Population pharmacokinetic model of ivermectin in mass drug administration against lymphatic filariasis

Abstract

Background: Ivermectin (IVM) is a broad-spectrum anthelmintic drug used to treat diseases caused by filarial worms, such as onchocerciasis and lymphatic filariasis (LF). IVM is part of a triple-drug therapy used by the Mass Drug Administration (MDA) as a preventive strategy to eradicate LF in sub-Saharan Africa. The drug shows high variability in drug exposure in previous pharmacokinetic studies. This study aims to build a population pharmacokinetic (PopPK) model to identify and quantify the possible sources of the variability of IVM exposure after a single-oral dose in LF-infected subjects and healthy individuals.

Methodology / principal findings: In this analysis, 724 samples were collected from treatment-naïve Wuchereria bancrofti-infected (n = 32) and uninfected (n = 24) adults living in Côte d'Ivoire who had received one dose of IVM as a part of triple-drug therapy. PopPK analysis was conducted using Phoenix NLME 8.3 software. The Monte Carlo simulation based on the final model was performed to simulate drug exposure among different dosing groups (200 μg/kg, 18 mg, and 36 mg). A two-compartment model with zero-order dose input into the absorption compartment with a lag time function followed by first-order absorption and linear elimination best described the IVM's pharmacokinetic (PK) parameters. The final model identifies that the PK parameters of IVM are not affected by LF infection. Sex was a significant covariate on the peripheral volume of distribution (Vp/F, 53% lower in men than in women). IVM drug exposure shows linear pharmacokinetic behavior among the simulated dosing groups with similar drug exposure based on sex.

Conclusion/significance: We have developed a PopPk model to describe and identify possible sources of the variability of IVM exposure. To our knowledge, this is the first PopPK study of IVM in patients with LF.

Trial registration: NCT02845713; NCT03664063.

Fig 1. IVM plasma concentration vs. time after 200 μg/kg dosing (n = 56).

Fig 2. Schematic description of the selected population structural model.

Tlag, lag time function; TK0, zero dose input into absorption compartment; Ka, first–order absorption rate constant; VC/F, central volume of distribution; Vp/F, peripheral volume of distribution; CL/F, clearance; Q/F, intercompartmental clearance.

Fig 3

The goodness of fit plots of final model Observed plasma concentrations of IVM versus individual predicted concentration (A) and population predicted concentration (B), conditional weighted residuals (CWRES) versus time after dose (C) and population predicted concentration (D).). Black lines in (A) and (B) are the line of identity. The blue line in (C) and (D) represent the locally weighted scatterplot smoothing line (LOWESS); dashed black lines are margins (y = 2) of outliers.

Fig 4. ETA box plots for sex impact on Vp/F.

Box plots show the impact of sex on Eta values of Vp/F in the base model (A) and after incorporating the sex effect in the final model (B). (0 = Female, 1 = male).

Fig 5. Visual predictive check (VPC) of the final model over the time from 0 and 168 hr (Left) and over the time from 0 and 72 hr for external validation (right), following IVM oral administration (n = 1000).

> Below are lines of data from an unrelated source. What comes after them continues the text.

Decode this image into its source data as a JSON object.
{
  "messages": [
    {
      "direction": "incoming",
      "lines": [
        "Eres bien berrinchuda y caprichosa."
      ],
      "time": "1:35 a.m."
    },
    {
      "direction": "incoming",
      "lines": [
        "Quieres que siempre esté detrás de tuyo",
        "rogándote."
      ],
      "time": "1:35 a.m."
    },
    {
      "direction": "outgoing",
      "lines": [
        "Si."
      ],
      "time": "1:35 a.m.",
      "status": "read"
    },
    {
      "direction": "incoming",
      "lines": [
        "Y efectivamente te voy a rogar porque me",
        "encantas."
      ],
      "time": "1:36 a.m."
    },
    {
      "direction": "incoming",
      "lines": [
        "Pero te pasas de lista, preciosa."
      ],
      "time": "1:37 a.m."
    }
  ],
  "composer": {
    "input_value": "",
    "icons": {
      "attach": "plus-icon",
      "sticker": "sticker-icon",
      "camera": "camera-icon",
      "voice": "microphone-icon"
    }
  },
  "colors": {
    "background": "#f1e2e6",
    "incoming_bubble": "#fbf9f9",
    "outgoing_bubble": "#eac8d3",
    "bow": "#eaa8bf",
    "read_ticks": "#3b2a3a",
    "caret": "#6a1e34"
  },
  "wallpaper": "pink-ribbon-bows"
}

A solid red line represents the 50^th percentile of observed data (blue dots). Dashed red lines represent the 5^th and 95^th percentiles of observed data. Shaded areas (blue and red) represent a 95% prediction interval of the 5^th, 50^th, and 95^th simulated data.

Fig 6. Comparison of model–based simulated IVM exposure (Cmax, AUClast) across simulated dosing groups (18 mg, 200 μg/kg, and 36 mg) (upper panels) and simulated exposure stratified by sex (lower panels).

The box plot shows the median, 25th, and 75th quartiles.